A Necessary Distinction
Not all control is created equal. In psychological research, a sense of agency and autonomy over one’s life is consistently linked to wellbeing. Ryan and Deci’s foundational work on Self-Determination Theory identifies autonomy, the experience of acting from genuine choice rather than external compulsion, as a core human need, one whose satisfaction is essential to psychological health. Similarly, perceived control over one’s circumstances has long been recognized as a predictor of resilience, motivation, and life satisfaction. This capacity for self-direction is not what concerns us here.
What this article explores is a different phenomenon: the kind of control that has turned against us. The point at which the drive to regulate, manage, and anticipate hardens into a compulsion, where rather than feeling empowered, we feel trapped, unable to rest, unable to trust, unable to simply be. It is control not as freedom, but as the illusion of it.
The Exhaustion of Holding On
There is something exhausting about this kind of control. Not only the obvious, overt kind: micromanaging, relentless perfectionism. But the subtler variety too: the incessant monitoring of how we come across, the vigilance that has become so habitual we no longer notice it is there. Control, in this sense, can become a bracing against life.
Fear at the Root
What drives control is, I feel, almost always fear. Fear of not knowing what comes next, fear of being exposed, fear of not being good enough, fear of being ordinary or insignificant, fear of being abandoned, and many other ways in which fear visits us.
The controlling mind believes that if it can just anticipate enough, plan enough, stay one step ahead, it will be safe. Yet the pursuit of that safety makes us ironically more anxious the moment anything becomes uncertain or goes against our plans. The search for safety becomes its own limitation.
An Ontological Problem
The philosopher in me wants to point out that this is not merely a psychological problem. It is an ontological one. To be in control mode is to relate to experience as something to be regulated rather than openly encountered and genuinely met. We stand back from our lives and try to control our experience, other people’s behavior and way of being, and how life unfolds. What gets lost in that stance is intimacy: with ourselves, with others, with the texture of the present moment.

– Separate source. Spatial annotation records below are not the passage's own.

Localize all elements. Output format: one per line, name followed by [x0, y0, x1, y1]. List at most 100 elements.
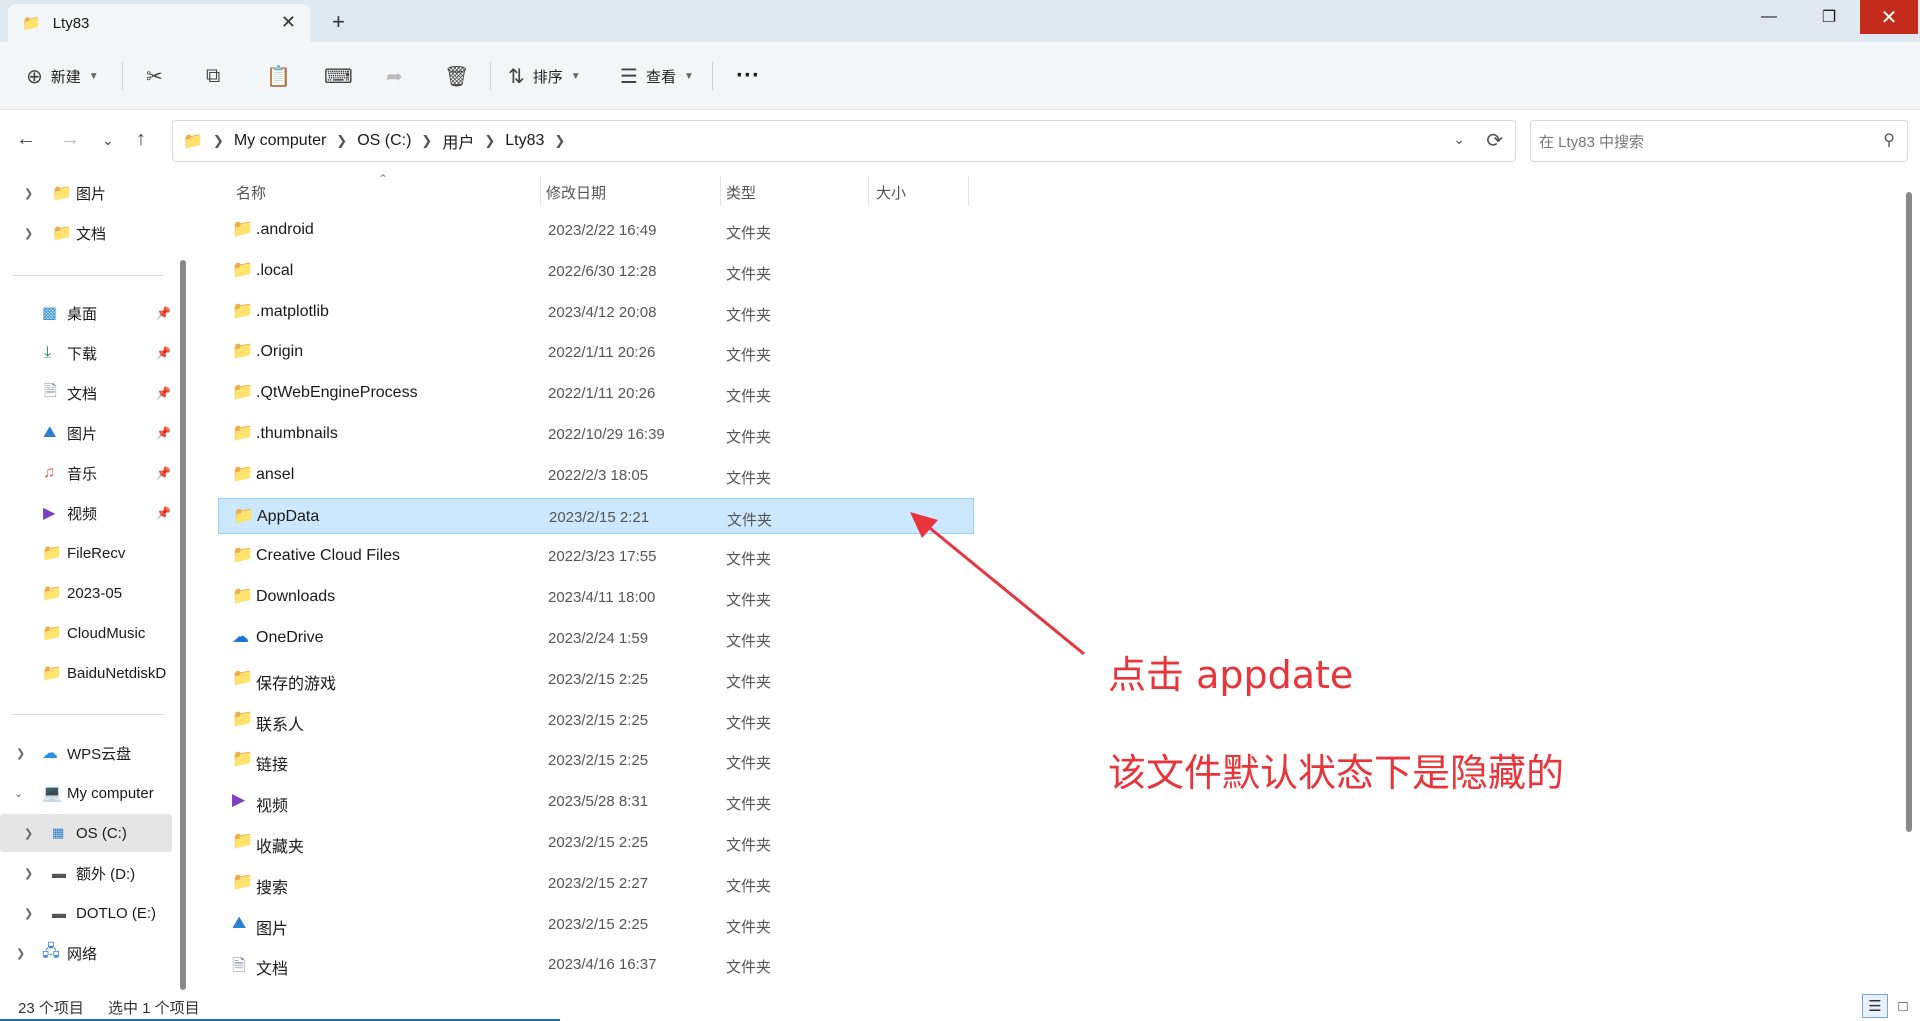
table-row[interactable]: ▶ 视频 2023/5/28 8:31 文件夹: [218, 783, 974, 819]
tab-lty83[interactable]: 📁 Lty83 ✕: [8, 4, 310, 42]
address-dropdown-chevron-icon[interactable]: ⌄: [1453, 131, 1465, 148]
table-row[interactable]: 📁 保存的游戏 2023/2/15 2:25 文件夹: [218, 661, 974, 697]
chevron-right-icon[interactable]: ❯: [421, 133, 432, 149]
column-header-date[interactable]: 修改日期: [546, 182, 606, 203]
sort-button[interactable]: ⇅ 排序 ▼: [508, 56, 581, 96]
pin-icon[interactable]: 📌: [156, 386, 171, 400]
sidebar-item-os-c[interactable]: ❯ ▦ OS (C:): [0, 814, 172, 852]
table-row[interactable]: 📁 Downloads 2023/4/11 18:00 文件夹: [218, 579, 974, 615]
details-view-icon[interactable]: ☰: [1862, 994, 1888, 1018]
sidebar-item-drive-e[interactable]: ❯ ▬ DOTLO (E:): [0, 894, 172, 932]
restore-button[interactable]: ❐: [1800, 0, 1858, 34]
recent-locations-chevron-icon[interactable]: ⌄: [102, 132, 114, 149]
new-tab-button[interactable]: +: [332, 9, 345, 35]
cut-button[interactable]: ✂: [146, 56, 163, 96]
table-row[interactable]: 📁 .thumbnails 2022/10/29 16:39 文件夹: [218, 416, 974, 452]
sidebar-item-pictures[interactable]: ❯ 📁 图片: [0, 174, 172, 212]
more-options-button[interactable]: ···: [736, 56, 760, 96]
search-input[interactable]: 在 Lty83 中搜索 ⚲: [1530, 120, 1908, 162]
address-bar[interactable]: 📁 ❯ My computer ❯ OS (C:) ❯ 用户 ❯ Lty83 ❯…: [172, 120, 1516, 162]
column-divider[interactable]: [720, 176, 721, 206]
table-row[interactable]: 📁 收藏夹 2023/2/15 2:25 文件夹: [218, 824, 974, 860]
column-divider[interactable]: [540, 176, 541, 206]
column-divider[interactable]: [868, 176, 869, 206]
chevron-right-icon[interactable]: ❯: [24, 827, 33, 840]
rename-button[interactable]: ⌨: [324, 56, 353, 96]
chevron-right-icon[interactable]: ❯: [336, 133, 347, 149]
forward-arrow-icon[interactable]: →: [60, 128, 80, 151]
table-row[interactable]: 📁 ansel 2022/2/3 18:05 文件夹: [218, 457, 974, 493]
paste-button[interactable]: 📋: [266, 56, 291, 96]
chevron-right-icon[interactable]: ❯: [213, 133, 224, 149]
sidebar-item-label: 图片: [67, 425, 98, 443]
up-arrow-icon[interactable]: ↑: [136, 128, 146, 151]
sidebar-item-documents-quick[interactable]: 🗎 文档 📌: [0, 374, 172, 412]
table-row[interactable]: 📁 链接 2023/2/15 2:25 文件夹: [218, 742, 974, 778]
table-row[interactable]: ⛰ 图片 2023/2/15 2:25 文件夹: [218, 906, 974, 942]
sidebar-item-wps-cloud[interactable]: ❯ ☁ WPS云盘: [0, 734, 172, 772]
delete-button[interactable]: 🗑: [444, 56, 469, 96]
pin-icon[interactable]: 📌: [156, 346, 171, 360]
table-row[interactable]: ☁ OneDrive 2023/2/24 1:59 文件夹: [218, 620, 974, 656]
search-icon[interactable]: ⚲: [1883, 130, 1895, 150]
minimize-button[interactable]: —: [1740, 0, 1798, 34]
sidebar-item-2023-05[interactable]: 📁 2023-05: [0, 574, 172, 612]
back-arrow-icon[interactable]: ←: [16, 128, 36, 151]
sidebar-item-drive-d[interactable]: ❯ ▬ 额外 (D:): [0, 854, 172, 892]
document-icon: 🗎: [44, 382, 57, 400]
sidebar-item-baidunetdisk[interactable]: 📁 BaiduNetdiskD: [0, 654, 172, 692]
copy-button[interactable]: ⧉: [206, 56, 220, 96]
close-button[interactable]: ✕: [1860, 0, 1918, 34]
column-header-name[interactable]: 名称: [236, 182, 266, 203]
sidebar-item-videos[interactable]: ▶ 视频 📌: [0, 494, 172, 532]
pin-icon[interactable]: 📌: [156, 426, 171, 440]
breadcrumb-users[interactable]: 用户: [442, 129, 474, 153]
sidebar-item-filerecv[interactable]: 📁 FileRecv: [0, 534, 172, 572]
chevron-right-icon[interactable]: ❯: [24, 867, 33, 880]
table-row[interactable]: 📁 AppData 2023/2/15 2:21 文件夹: [218, 497, 974, 534]
sidebar-item-documents[interactable]: ❯ 📁 文档: [0, 214, 172, 252]
chevron-right-icon[interactable]: ❯: [16, 947, 25, 960]
table-row[interactable]: 📁 Creative Cloud Files 2022/3/23 17:55 文件夹: [218, 538, 974, 574]
table-row[interactable]: 📁 搜索 2023/2/15 2:27 文件夹: [218, 865, 974, 901]
new-button[interactable]: ⊕ 新建 ▼: [26, 56, 99, 96]
large-icons-view-icon[interactable]: □: [1890, 994, 1916, 1018]
sidebar-item-network[interactable]: ❯ 🖧 网络: [0, 934, 172, 972]
table-row[interactable]: 📁 .android 2023/2/22 16:49 文件夹: [218, 212, 974, 248]
chevron-right-icon[interactable]: ❯: [16, 747, 25, 760]
sidebar-item-desktop[interactable]: ▩ 桌面 📌: [0, 294, 172, 332]
pin-icon[interactable]: 📌: [156, 506, 171, 520]
view-button[interactable]: ☰ 查看 ▼: [620, 56, 694, 96]
sidebar-scrollbar[interactable]: [180, 260, 186, 990]
column-header-size[interactable]: 大小: [876, 182, 906, 203]
refresh-icon[interactable]: ⟳: [1486, 128, 1503, 153]
breadcrumb-os-c[interactable]: OS (C:): [357, 132, 411, 150]
sidebar-item-my-computer[interactable]: ⌄ 💻 My computer: [0, 774, 172, 812]
chevron-down-icon[interactable]: ⌄: [14, 787, 23, 800]
sidebar-item-label: OS (C:): [76, 824, 127, 842]
table-row[interactable]: 📁 .matplotlib 2023/4/12 20:08 文件夹: [218, 294, 974, 330]
table-row[interactable]: 📁 .local 2022/6/30 12:28 文件夹: [218, 253, 974, 289]
sidebar-item-downloads[interactable]: ⤓ 下载 📌: [0, 334, 172, 372]
sidebar-item-cloudmusic[interactable]: 📁 CloudMusic: [0, 614, 172, 652]
table-row[interactable]: 📁 .Origin 2022/1/11 20:26 文件夹: [218, 334, 974, 370]
sidebar-item-music[interactable]: ♫ 音乐 📌: [0, 454, 172, 492]
chevron-right-icon[interactable]: ❯: [24, 187, 33, 200]
breadcrumb-lty83[interactable]: Lty83: [505, 132, 544, 150]
column-header-type[interactable]: 类型: [726, 182, 756, 203]
table-row[interactable]: 📁 联系人 2023/2/15 2:25 文件夹: [218, 702, 974, 738]
chevron-right-icon[interactable]: ❯: [24, 907, 33, 920]
chevron-right-icon[interactable]: ❯: [554, 133, 565, 149]
table-row[interactable]: 🗎 文档 2023/4/16 16:37 文件夹: [218, 946, 974, 982]
share-button[interactable]: ➦: [386, 56, 403, 96]
chevron-right-icon[interactable]: ❯: [24, 227, 33, 240]
file-list-scrollbar[interactable]: [1906, 192, 1912, 832]
column-divider[interactable]: [968, 176, 969, 206]
chevron-right-icon[interactable]: ❯: [484, 133, 495, 149]
pin-icon[interactable]: 📌: [156, 306, 171, 320]
tab-close-icon[interactable]: ✕: [281, 12, 296, 33]
table-row[interactable]: 📁 .QtWebEngineProcess 2022/1/11 20:26 文件夹: [218, 375, 974, 411]
pin-icon[interactable]: 📌: [156, 466, 171, 480]
sidebar-item-pictures-quick[interactable]: ⛰ 图片 📌: [0, 414, 172, 452]
breadcrumb-my-computer[interactable]: My computer: [234, 132, 326, 150]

From a therapeutic perspective, I see this pattern often in high-functioning individuals who have built impressive lives on the scaffolding of self-regulation. The competence is real. But somewhere along the way, self-regulation quietly colonizes their life too, and what was once adaptive becomes a kind of constriction.

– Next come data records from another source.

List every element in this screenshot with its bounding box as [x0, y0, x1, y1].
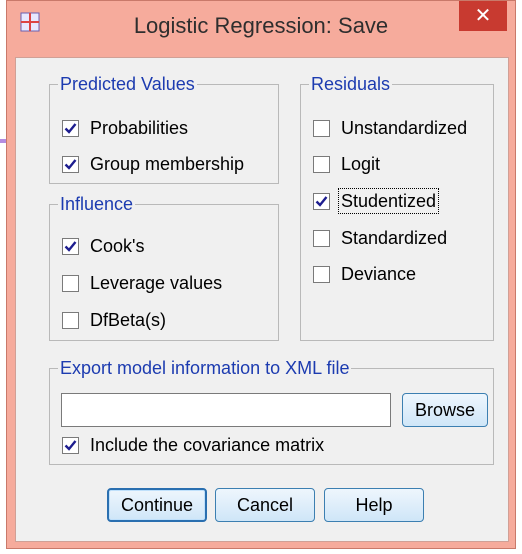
- close-button[interactable]: ✕: [459, 1, 507, 31]
- unstandardized-label: Unstandardized: [341, 118, 468, 138]
- checkbox-box[interactable]: [313, 155, 330, 173]
- residuals-legend: Residuals: [309, 73, 393, 95]
- checkbox-box[interactable]: [313, 229, 330, 247]
- checkbox-box[interactable]: [313, 119, 330, 137]
- dfbeta-label: DfBeta(s): [90, 310, 167, 330]
- influence-group: Influence Cook's Leverage values DfBeta(…: [49, 193, 279, 341]
- checkbox-box[interactable]: [313, 192, 330, 210]
- dfbeta-checkbox[interactable]: DfBeta(s): [62, 307, 168, 333]
- include-covariance-label: Include the covariance matrix: [90, 435, 325, 455]
- checkbox-box[interactable]: [62, 274, 79, 292]
- studentized-checkbox[interactable]: Studentized: [313, 188, 440, 214]
- studentized-label: Studentized: [337, 188, 440, 214]
- checkmark-icon: [64, 439, 77, 451]
- help-button[interactable]: Help: [324, 488, 424, 522]
- cancel-button[interactable]: Cancel: [215, 488, 315, 522]
- include-covariance-checkbox[interactable]: Include the covariance matrix: [62, 432, 326, 458]
- checkbox-box[interactable]: [62, 311, 79, 329]
- probabilities-checkbox[interactable]: Probabilities: [62, 115, 190, 141]
- dialog-window: Logistic Regression: Save ✕ Predicted Va…: [6, 0, 516, 549]
- deviance-checkbox[interactable]: Deviance: [313, 261, 418, 287]
- group-membership-label: Group membership: [90, 154, 245, 174]
- logit-label: Logit: [341, 154, 381, 174]
- predicted-values-legend: Predicted Values: [58, 73, 197, 95]
- standardized-label: Standardized: [341, 228, 448, 248]
- checkbox-box[interactable]: [62, 155, 79, 173]
- residuals-group: Residuals Unstandardized Logit Studentiz…: [300, 73, 494, 341]
- export-xml-group: Export model information to XML file Bro…: [49, 357, 494, 465]
- checkbox-box[interactable]: [62, 237, 79, 255]
- xml-file-path-input[interactable]: [61, 393, 391, 427]
- leverage-values-label: Leverage values: [90, 273, 223, 293]
- checkbox-box[interactable]: [62, 119, 79, 137]
- cooks-checkbox[interactable]: Cook's: [62, 233, 146, 259]
- browse-button[interactable]: Browse: [402, 393, 488, 427]
- export-xml-legend: Export model information to XML file: [58, 357, 352, 379]
- checkbox-box[interactable]: [313, 265, 330, 283]
- cooks-label: Cook's: [90, 236, 145, 256]
- continue-button[interactable]: Continue: [107, 488, 207, 522]
- checkmark-icon: [64, 158, 77, 170]
- checkbox-box[interactable]: [62, 436, 79, 454]
- dialog-body: Predicted Values Probabilities Group mem…: [15, 57, 509, 542]
- checkmark-icon: [315, 195, 328, 207]
- influence-legend: Influence: [58, 193, 136, 215]
- deviance-label: Deviance: [341, 264, 417, 284]
- unstandardized-checkbox[interactable]: Unstandardized: [313, 115, 469, 141]
- predicted-values-group: Predicted Values Probabilities Group mem…: [49, 73, 279, 184]
- group-membership-checkbox[interactable]: Group membership: [62, 151, 246, 177]
- checkmark-icon: [64, 122, 77, 134]
- checkmark-icon: [64, 240, 77, 252]
- window-title: Logistic Regression: Save: [133, 13, 389, 38]
- logit-checkbox[interactable]: Logit: [313, 151, 382, 177]
- standardized-checkbox[interactable]: Standardized: [313, 225, 449, 251]
- probabilities-label: Probabilities: [90, 118, 189, 138]
- leverage-values-checkbox[interactable]: Leverage values: [62, 270, 224, 296]
- title-bar: Logistic Regression: Save ✕: [7, 1, 515, 56]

Releasing Control: Not a Willpower Problem
I recognize this not only in the people I work with. I have lived it too, and it was, in part, what brought me to this work. What I have come to know, through my own journey, clinical experience, and contemplative practice, is that releasing control is less an act of will than a gradual opening. Trying to force letting go of control would itself be another form of control: the controlling mind attempting to control its own controlling. Rather, it involves the courage to turn toward what is actually here.
Examining the Beliefs Beneath the Grip
This includes attending to our thoughts, noticing the beliefs within which control operates. The conceptual mind converts raw experience into concepts, labels, judgments, and evaluations, keeping us one step removed from the rawness of experience itself.
What thoughts, judgments, and beliefs lie beneath the need to control? To begin to understand these, to see them clearly rather than think from within them, we might ask ourselves:
What is behind my motivation to control? What am I keeping at arm’s length through control? What does control help me avoid feeling? What am I afraid will happen if I let go? Who would I be if I were no longer in control? How much of my sense of self depends on being in control?
Control in the Body
The urge to control is not only a mental phenomenon. It lives in the body. It manifests as tension, tightening, a subtle bracing. When we bring genuine, non-judging attention to what arises in the body when the urge to control takes hold, sitting with it, feeling it fully rather than immediately acting on it, something begins to shift. Breathing with it, we create space around the sensation. With each exhale, there is an invitation to soften, to relax into rather than brace against what is being felt. Not through force, but through honest presence.
What Control Costs Us
Control creates distance. It positions us as the one who manages, turning everything else, our emotions, other people, life’s uncertainty, into objects to be handled. It armors us against the feelings we may be reluctant to face, against genuine encounter with others, and against life in its uncontrollable fullness.
To soften that armoring, even incrementally, even imperfectly, is to discover a sense of freedom that was always already there. When we release our demand that things be different, that people be different, that our own experience be other than it is, something unexpected becomes possible. In that acceptance, in that letting go, we taste peace, and recognize it as something we were never truly without, and yet had spent so long trying to secure through the very thing that kept it from us: the urge to control.
References
Ryan, R. M., & Deci, E. L. (2000). Self-determination theory and the facilitation of intrinsic motivation, social development, and well-being. American Psychologist, 55(1), 68–78.
Skinner, E. A. (1996). A guide to constructs of control. Journal of Personality and Social Psychology, 71(3), 549–570.